Ruth Gilbert, CEO of the Career Colleges Trust

It is a time of real change for the UK, the US and indeed the world.

The Government is responding to this change, setting out its vision for post-Brexit Britain in its latest Green Paper – Building Our Industrial Strategy – and is inviting people throughout the country to contribute their thoughts and views.

The consultative approach being taken is encouraging. I am also pleased to see that many of the proposals put forward in the paper have a real resonance with the ethos, values and concept of the Career Colleges Trust.

Firstly, one of the ‘10 Pillars’ identified in the paper as being important to drive industrial strategy is Developing Skills. Within this, the Government outlines its approach to economic growth and to ensuring that individuals and businesses can thrive in the changing, modern economy.

A key element of Developing Skills is the focus on employer-led vocational education to meet employer and economic skills shortages. The Green Paper makes clear that employer involvement is fundamental to driving up standards – which is something I absolutely agree with.

Employer-led curriculums are key to the Career Colleges concept. Since 2013, we have been working with educators and employers to implement work-centric programmes of study, preparing young people for careers in exciting and expanding industries.

Our model advocates using industry experts to deliver pioneering technical education – alongside high quality teaching in core academic subjects.  This ensures that our students will be prepared for the world of work and understand the requirements and expectations of an employer.

Digital Literacy is also a key theme in the Industrial Strategy. Over the next two decades a huge 90% of jobs will require some digital proficiency, yet 10 million UK adults (23%) lack basic digital skills. Indeed, a recent OECD Adult Skills survey reported that 75% of 16-65 year olds have digital literacy skills below Level 2 – so arguably we are not in a good place.

Equipping young people with good digital skills is another important focus in our Career Colleges. The Trust has recently been commissioned by the ETF to develop four online CPD training courses for teachers – to ensure that they are equipped with the digital skills they need to be able to teach their students and use technology effectively in the classroom.

The Government is absolutely right to identify digital skills as key to industrial growth.
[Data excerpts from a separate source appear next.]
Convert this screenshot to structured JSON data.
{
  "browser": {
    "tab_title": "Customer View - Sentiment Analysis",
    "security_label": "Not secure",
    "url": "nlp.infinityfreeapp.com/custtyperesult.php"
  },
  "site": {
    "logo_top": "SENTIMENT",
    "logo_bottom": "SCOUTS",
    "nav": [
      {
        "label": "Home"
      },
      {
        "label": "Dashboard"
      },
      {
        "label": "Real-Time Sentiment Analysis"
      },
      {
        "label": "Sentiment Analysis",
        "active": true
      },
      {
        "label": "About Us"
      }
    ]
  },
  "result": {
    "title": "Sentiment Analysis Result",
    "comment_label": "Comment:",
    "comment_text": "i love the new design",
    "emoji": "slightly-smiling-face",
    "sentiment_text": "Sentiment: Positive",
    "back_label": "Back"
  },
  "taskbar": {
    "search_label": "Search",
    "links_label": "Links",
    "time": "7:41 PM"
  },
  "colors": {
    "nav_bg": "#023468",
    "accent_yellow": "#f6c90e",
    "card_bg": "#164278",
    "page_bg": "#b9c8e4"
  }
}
We strongly support its commitment to providing publicly-funded digital skills training to adults in the country who need it.

There are many other positive proposals put forward in the paper. Developing a tighter system of technical education for example, with a smaller number of high quality pathways makes sense. For vocational pathways to be held in higher esteem, and to have parity with academic routes, we must ensure that qualifications are recognisable and of a high standard. We also need to involve industry specialists in the design of these pathways to ensure they meet the needs of employers and their businesses.

A well-publicised part of the paper focuses on the £170m commitment for the creation of new Institutes of Technology. This is a welcomed proposal – but the new organisations must be made accessible to all if they are to have the desired impact.

This issue of accessibility is a real concern.  I note that the reference within the Green Paper to the new institutes is in relation only to schools and universities – and not colleges. This for me is a real anomaly, when you consider the fact that it’s colleges who provide the majority of technical education in this country; single-handedly addressing the many skills shortages being faced by many industries. Colleges simply must be part of any strategy to refine and develop high quality technical pathways.

I do however welcome the move towards a UCAS-style system for technical education, to provide parity with academic routes and increased options for career-led higher technical education. With rising university fees and living costs, more and more young people are choosing to earn while they learn and of course, the focus on apprenticeships has never been so great.

Simplifying processes is also a positive suggestion, to make it easier for young people, their parents and indeed employers to understand the opportunities on offer.

The new institutes must capitalise on the excellent technical education and employer engagement programmes that are already in operation, rather the re-inventing the wheel. Indeed, using the already successful national network of our Career Colleges as a lever would certainly be key to fast track development.

The proposals put forward to further encourage the uptake of STEM subject to help meet demand across these industries is also vital. The Career Colleges Trust is already providing employer-designed pathways to careers in engineering, digital technology, healthcare and a wide range of STEM-linked professional services. With employer backing from leading businesses including Accenture, Ford, Siemens, NHS Trusts, Amazon and many more – it is clear that support from industry is forthcoming but this needs to be nurtured and developed further.

I am hugely encouraged that the Government is inviting people throughout the UK to contribute to its proposals – reflecting that we all need to be part of such big change and reform.

We do indeed need to create ‘a high-skilled economy that works for everyone’ and I very much hope that the pioneering industry-led work being done by our Career Colleges network and indeed, much of the FE sector as a whole, will help lead the way.